PALESTINE: Going to Nablus

November 17, 1993
Issue 

Rihab Charida

On September 4, my friend and I tried getting into Nablus.

"You cannot get into Nablus today — no foreigners allowed", says the blonde boy at the Israeli checkpoint.

"Why?" I persisted, as a Palestinian disguised as an Australian.

"Because the terrorists inside might kidnap you and maybe even kill you." Wow.

"But all the foreigners killed here have been killed by [Israel]."

They didn't "allow" us entry. A taxi driver working at the checkpoint invited us to stay the night with his family nearby. We felt that accepting his offer would be too heavy for his family, so we turned it down. He replied, "If we don't help each other out in situations like this, who will? This is our life." We spent the night in his family's home in the small village of Awarta, 10 minutes drive from Nablus.

It was a warm night so we sat on the rooftop. All around on almost every hilltop surrounding Awarta, we could see the bright orange lights of Israeli settlements. On one hilltop, the settlement was on the side of the mountain that faced the next village. All we could see was strong orange lights shining around the mountain like fire.

The people of Awarta now can't get into Nablus, because of the Jewish colonies (settlements) and checkpoints that separate them. Nablus has a large university, a large market place and shopping centre, five hospitals and numerous health clinics and a life and history that connects it to the smaller surrounding villages.

Still we eat, share stories, call the nephew in prison, laugh, dance on uncle's bus when he finishes his driving shift and sleep well. In the morning, we promise to meet again when nephew gets out of prison and sacrifice a sheep for his release.

We tried getting into Nablus — again.
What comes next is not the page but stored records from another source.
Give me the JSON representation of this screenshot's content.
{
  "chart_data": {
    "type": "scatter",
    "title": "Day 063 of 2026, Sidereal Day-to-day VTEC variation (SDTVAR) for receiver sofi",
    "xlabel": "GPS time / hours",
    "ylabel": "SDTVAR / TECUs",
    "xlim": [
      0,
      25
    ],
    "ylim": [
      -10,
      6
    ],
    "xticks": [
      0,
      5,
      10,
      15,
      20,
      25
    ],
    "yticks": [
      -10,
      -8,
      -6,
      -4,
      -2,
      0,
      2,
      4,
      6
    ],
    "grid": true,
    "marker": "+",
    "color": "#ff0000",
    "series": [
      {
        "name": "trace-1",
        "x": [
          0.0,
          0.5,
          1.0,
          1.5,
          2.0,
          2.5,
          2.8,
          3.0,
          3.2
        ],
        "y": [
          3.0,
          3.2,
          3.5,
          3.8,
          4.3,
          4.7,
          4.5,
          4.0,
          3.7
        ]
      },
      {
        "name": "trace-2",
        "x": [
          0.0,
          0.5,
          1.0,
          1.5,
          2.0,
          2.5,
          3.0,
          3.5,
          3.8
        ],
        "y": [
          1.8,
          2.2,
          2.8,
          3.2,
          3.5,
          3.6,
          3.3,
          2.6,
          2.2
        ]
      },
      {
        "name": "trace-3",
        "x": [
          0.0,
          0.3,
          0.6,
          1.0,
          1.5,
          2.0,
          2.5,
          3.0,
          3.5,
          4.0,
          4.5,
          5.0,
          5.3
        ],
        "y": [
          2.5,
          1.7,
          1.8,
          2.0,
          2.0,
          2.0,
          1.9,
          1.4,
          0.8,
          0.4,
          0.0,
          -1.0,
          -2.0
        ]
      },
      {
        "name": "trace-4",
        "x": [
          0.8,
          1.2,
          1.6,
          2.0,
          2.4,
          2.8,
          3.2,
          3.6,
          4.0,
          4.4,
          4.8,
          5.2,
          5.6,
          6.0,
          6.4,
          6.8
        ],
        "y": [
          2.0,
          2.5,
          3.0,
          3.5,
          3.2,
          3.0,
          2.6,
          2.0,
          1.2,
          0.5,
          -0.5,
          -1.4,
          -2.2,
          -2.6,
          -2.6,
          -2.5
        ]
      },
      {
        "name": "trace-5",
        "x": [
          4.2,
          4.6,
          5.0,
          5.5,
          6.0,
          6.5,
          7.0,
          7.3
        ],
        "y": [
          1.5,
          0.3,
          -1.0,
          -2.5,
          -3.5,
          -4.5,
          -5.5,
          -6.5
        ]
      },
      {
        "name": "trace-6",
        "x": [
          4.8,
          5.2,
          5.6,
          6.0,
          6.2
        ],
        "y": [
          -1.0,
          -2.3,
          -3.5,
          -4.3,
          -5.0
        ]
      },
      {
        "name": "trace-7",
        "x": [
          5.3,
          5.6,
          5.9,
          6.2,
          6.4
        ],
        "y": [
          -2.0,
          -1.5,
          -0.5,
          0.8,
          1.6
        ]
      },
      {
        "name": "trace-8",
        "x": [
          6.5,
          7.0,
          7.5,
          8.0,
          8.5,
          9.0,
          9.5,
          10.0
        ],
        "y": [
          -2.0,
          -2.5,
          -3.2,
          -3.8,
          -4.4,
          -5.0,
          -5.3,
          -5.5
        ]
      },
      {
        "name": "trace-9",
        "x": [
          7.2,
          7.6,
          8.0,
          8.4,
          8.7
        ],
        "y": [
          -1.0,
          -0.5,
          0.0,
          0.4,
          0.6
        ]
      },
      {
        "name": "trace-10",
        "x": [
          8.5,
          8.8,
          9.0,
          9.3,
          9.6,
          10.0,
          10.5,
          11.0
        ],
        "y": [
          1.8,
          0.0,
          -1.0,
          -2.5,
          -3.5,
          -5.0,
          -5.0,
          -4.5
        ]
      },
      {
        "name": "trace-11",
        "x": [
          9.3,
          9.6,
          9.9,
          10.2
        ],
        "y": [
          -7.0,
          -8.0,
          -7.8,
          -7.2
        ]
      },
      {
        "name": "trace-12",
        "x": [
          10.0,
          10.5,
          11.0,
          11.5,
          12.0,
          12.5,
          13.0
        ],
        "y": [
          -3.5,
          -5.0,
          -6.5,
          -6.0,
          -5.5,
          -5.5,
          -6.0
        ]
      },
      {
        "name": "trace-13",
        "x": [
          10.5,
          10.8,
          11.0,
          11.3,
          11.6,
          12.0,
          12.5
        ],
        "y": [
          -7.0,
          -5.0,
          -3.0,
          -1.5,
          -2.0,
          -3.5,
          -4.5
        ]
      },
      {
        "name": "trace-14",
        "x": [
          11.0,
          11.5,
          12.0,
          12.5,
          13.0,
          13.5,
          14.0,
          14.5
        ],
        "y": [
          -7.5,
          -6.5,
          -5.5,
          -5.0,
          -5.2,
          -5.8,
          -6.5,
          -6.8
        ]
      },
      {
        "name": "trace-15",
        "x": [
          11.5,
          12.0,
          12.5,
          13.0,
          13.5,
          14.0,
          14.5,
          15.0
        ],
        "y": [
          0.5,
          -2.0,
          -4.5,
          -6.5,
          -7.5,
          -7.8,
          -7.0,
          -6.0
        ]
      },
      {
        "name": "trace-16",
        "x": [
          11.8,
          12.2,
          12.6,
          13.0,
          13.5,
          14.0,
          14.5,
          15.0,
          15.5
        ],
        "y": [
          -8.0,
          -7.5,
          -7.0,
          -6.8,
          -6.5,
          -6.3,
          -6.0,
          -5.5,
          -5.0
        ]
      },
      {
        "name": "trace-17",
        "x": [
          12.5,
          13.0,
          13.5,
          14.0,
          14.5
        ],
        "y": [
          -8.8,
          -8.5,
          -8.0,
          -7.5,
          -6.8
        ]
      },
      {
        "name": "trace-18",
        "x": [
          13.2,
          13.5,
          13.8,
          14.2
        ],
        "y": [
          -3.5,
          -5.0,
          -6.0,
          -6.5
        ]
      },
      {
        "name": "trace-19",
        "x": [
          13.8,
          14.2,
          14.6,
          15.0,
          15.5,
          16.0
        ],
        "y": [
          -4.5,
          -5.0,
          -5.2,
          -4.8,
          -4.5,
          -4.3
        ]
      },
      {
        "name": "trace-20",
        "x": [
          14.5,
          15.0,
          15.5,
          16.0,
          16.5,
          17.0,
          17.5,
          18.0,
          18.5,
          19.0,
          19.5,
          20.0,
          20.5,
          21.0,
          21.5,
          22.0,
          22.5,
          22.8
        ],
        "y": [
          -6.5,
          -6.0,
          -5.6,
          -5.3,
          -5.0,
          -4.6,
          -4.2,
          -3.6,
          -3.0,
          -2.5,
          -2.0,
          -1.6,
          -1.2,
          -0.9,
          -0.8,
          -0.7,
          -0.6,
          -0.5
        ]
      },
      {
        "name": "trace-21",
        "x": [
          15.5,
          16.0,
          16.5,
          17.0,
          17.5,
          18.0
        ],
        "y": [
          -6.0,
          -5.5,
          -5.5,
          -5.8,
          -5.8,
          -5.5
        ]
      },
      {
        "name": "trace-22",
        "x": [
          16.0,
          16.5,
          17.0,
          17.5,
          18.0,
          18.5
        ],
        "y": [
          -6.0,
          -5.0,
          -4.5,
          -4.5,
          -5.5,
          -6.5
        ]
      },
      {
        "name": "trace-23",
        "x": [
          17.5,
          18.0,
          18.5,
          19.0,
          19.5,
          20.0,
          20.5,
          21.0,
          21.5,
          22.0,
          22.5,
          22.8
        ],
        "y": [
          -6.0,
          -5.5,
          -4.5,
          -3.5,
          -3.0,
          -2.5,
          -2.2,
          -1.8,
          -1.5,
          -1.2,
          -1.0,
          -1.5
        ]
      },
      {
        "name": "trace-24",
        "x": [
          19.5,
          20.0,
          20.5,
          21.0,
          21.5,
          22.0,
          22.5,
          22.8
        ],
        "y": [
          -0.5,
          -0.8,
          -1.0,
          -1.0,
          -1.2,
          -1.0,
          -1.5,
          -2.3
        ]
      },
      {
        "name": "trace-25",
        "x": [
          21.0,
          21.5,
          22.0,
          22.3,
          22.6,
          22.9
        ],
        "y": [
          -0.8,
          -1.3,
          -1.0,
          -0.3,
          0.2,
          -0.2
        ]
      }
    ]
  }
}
Near us was a shelter under which about 50 men, on their way to work or to seek medical care, stood and waited for the Israeli soldiers to allow them through or send them back. "Mumnooh" (not allowed), the blonde boy would say again and again — and he still don't say it right! More than half were sent back.

While we were waiting there I wondered if my dark skin, typical Arabic features and half-disguised anger gave me away. Whether it did or not they did not allow us in — again. No money in our pockets, and thirsty, we got into a taxi heading for Jenin, where the driver would stop us at a bank.

We had to take the long, unpaved, dusty road as the main roads are closed for Jewish use only. The one nice thing about that is the friends you make on the way — we shared stories, cigarettes and water. We hit a main road, and then ... an army jeep parked side-ways on the road blocking our lane.

The car stopped and we were all asked to get out and show our identity papers. He asked two of the men to join the 20 or so other men sitting under the tree on the side of the road. One of them had a medical certificate and needed treatment, and I protested. The soldier laughed, and said "They are all liars. They lie all the time."

Permanent checkpoints have heavily protected concrete structures and rows to herd the Palestinians through, metal detectors and nearby watchtowers. This checkpoint was the kind that just appears wherever and whenever the Israeli soldiers decide — the kind you could never be prepared for. The men we left sitting on the side of the road could be there for hours, left there when the Israelis decide to move on.

After spending a couple of days in Jenin, we made a third, unsuccessful attempt to get into Nablus. Then, we took a taxi to the jeeps (4-wheel drives) that take people into Nablus the back way, over the rocky mountains, avoiding the roads. For an hour-and-a-half we travelled to get to a place that we were two minutes walking distance away from three hours ago. The ride, however, was the funniest experience I have ever had.

Once you enter Nablus, you know exactly why the Israelis don't want foreigners there. In Nablus, apache helicopters and F-16 fighter planes roam around more freely than in any other West Bank area. Almost everyday, the boys of Nablus confront Israeli jeeps and tanks with stones and Molotovs to say "We're not going anywhere". And every night, without fail, Israelis enter Balata refugee camp either by air, jeep or tank. Of the 3000 Palestinians killed since the start of the latest intifada, more than 400 have been from Nablus, half of those from Balata refugee camp.

Because the soldiers at the checkpoint will question how we entered (they record the names of every foreigner who enters), we are forced to take the mountain road out as well. After leaving Nablus at 8am, the driver gets a call saying that Israelis were in the area, and had already arrested one jeep driver. When this happens, the Israelis keep the jeep — the driver loses everything and gets thrown in jail for at least six months.

After waiting on the side of the mountain for more than an hour we were driven to the furthest point that the van could get to, from where we walked over the mountain, and joined another jeep which drove us to another, and so on. It took more than five hours to get to Awarta and by that time we were dirty from head to toe, hungry, thirsty and exhausted, partly from fear.

Having spent just over two weeks in Palestine, the sense of powerlessness on the part of the Palestinians and total control on the part of the Israelis is beyond words.

From Green Left Weekly, September 22, 2004.